Is the probability of annihilation, for all s states of positronium, strictly proportional to the probability of electron and positron occurring at the same spot? (That probability is zero for all states of positron orbiting electron, but all those states can emit photons to decrease their angular momentum by 1) Also, is the ratio between the annihilation probability of para and ortho positronium the same for all s states? All s states 3s or above can decay to any lower lying p state, as well as annihilate, but 2s obviously cannot. Thus the stablest positronium ought to be 2s ortho positronium.
For s states, to first order, yes, the decay rate is ##\Gamma \propto | \psi(0) |^2 \propto 1/n^3##. I don't get what you're saying here. There is no "positron orbiting electron", only positron and electron orbiting their common center of mass. There is a difference in the decay rate between para and ortho positronium. For the 1s state of para-Ps, ##\Gamma = 8 \times 10^{9}\ \mathrm{s}^{-1}##, while for ortho-Ps it is ##\Gamma = 7 \times 10^{6}\ \mathrm{s}^{-1}##. The lifetime of the 2s ortho state is 1.1x10^{-6} s, indeed quite high.
Electron that "orbits around" a positron, or proton or any other point charge, possessing nonzero angular momentum, has zero probability of being anywhere on the axis of orbit, including the nucleus. This applies to all p states and even more to any d or higher states. It is only the s states, that oscillate through the nucleus rather than orbit around it, which have a nonzero probability of interacting with the nucleus by annihilation or electron capture. So: For p, d etc. states of positronium, annihilation is impossible, but radiation to a lower angular momentum state is always possible For 1s state, radiation is impossible (it is the ground state) but annihilation is possible and fastest of all s states For 2s state, radiation is forbidden (like for all hydrogen like atoms), annihilation is possible but 8 times slower than for 1s state For 3s and all higher s states, radiation to all lower p states up to 2p is possible, but so is annihilation direct from the high s state... so these should be competing processes of comparable speed.
Annihilation is possible: you have to consider the annihilation cross-section. The electron and positron need not be exactly at the same place to annihilate, only be within the cross-section. It is forbidden for electric dipole transitions. My guess is that other decay processes are slower than annihilation.

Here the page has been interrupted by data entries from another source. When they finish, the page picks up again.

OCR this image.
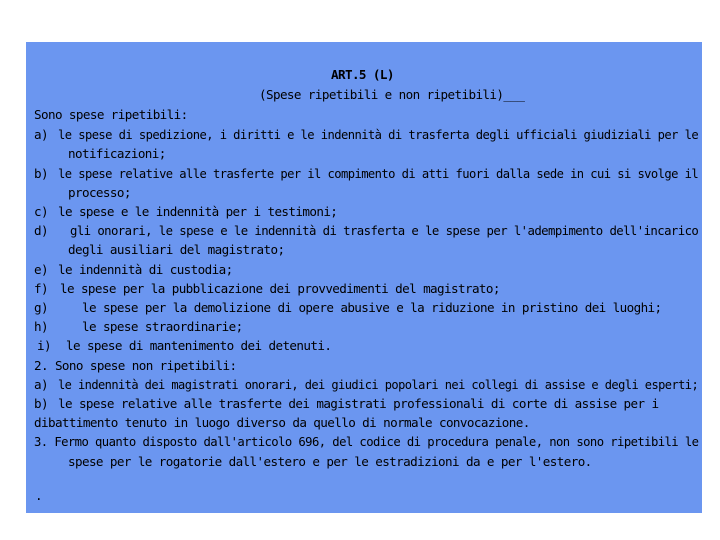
ART.5 (L)
(Spese ripetibili e non ripetibili)___
Sono spese ripetibili:
a) le spese di spedizione, i diritti e le indennità di trasferta degli ufficiali giudiziali per le
notificazioni;
b) le spese relative alle trasferte per il compimento di atti fuori dalla sede in cui si svolge il
processo;
c) le spese e le indennità per i testimoni;
d) gli onorari, le spese e le indennità di trasferta e le spese per l'adempimento dell'incarico
degli ausiliari del magistrato;
e) le indennità di custodia;
f) le spese per la pubblicazione dei provvedimenti del magistrato;
g)	le spese per la demolizione di opere abusive e la riduzione in pristino dei luoghi;
h)	le spese straordinarie;
i) le spese di mantenimento dei detenuti.
2. Sono spese non ripetibili:
a) le indennità dei magistrati onorari, dei giudici popolari nei collegi di assise e degli esperti;
b) le spese relative alle trasferte dei magistrati professionali di corte di assise per i
dibattimento tenuto in luogo diverso da quello di normale convocazione.
3. Fermo quanto disposto dall'articolo 696, del codice di procedura penale, non sono ripetibili le
spese per le rogatorie dall'estero e per le estradizioni da e per l'estero.
.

Each QFT interaction takes place at a point, but what you're forgetting is that electron-positron annihilation is a second-order process, with two photons emitted. The Feynman diagram has two vertices, meaning that the external legs for the electron and positron do not exactly meet.
Do you mean like that one photon could have spin + and the other - so that the 0 angular momentum change would still be valid? just asking to make sure I understood what you mean by a 2nd order process..
Singlet states of even L and triplet states of odd L decay into an even number of photons. Triplet states of even L and singlet states of odd L decay into an odd number of photons. Of course annihilation from higher states is greatly suppressed in favor of decay to the ground state followed by annihilation from there. Serious efforts are underway to create positronium hydride, di-positronium molecules, and even positronium BE condensates.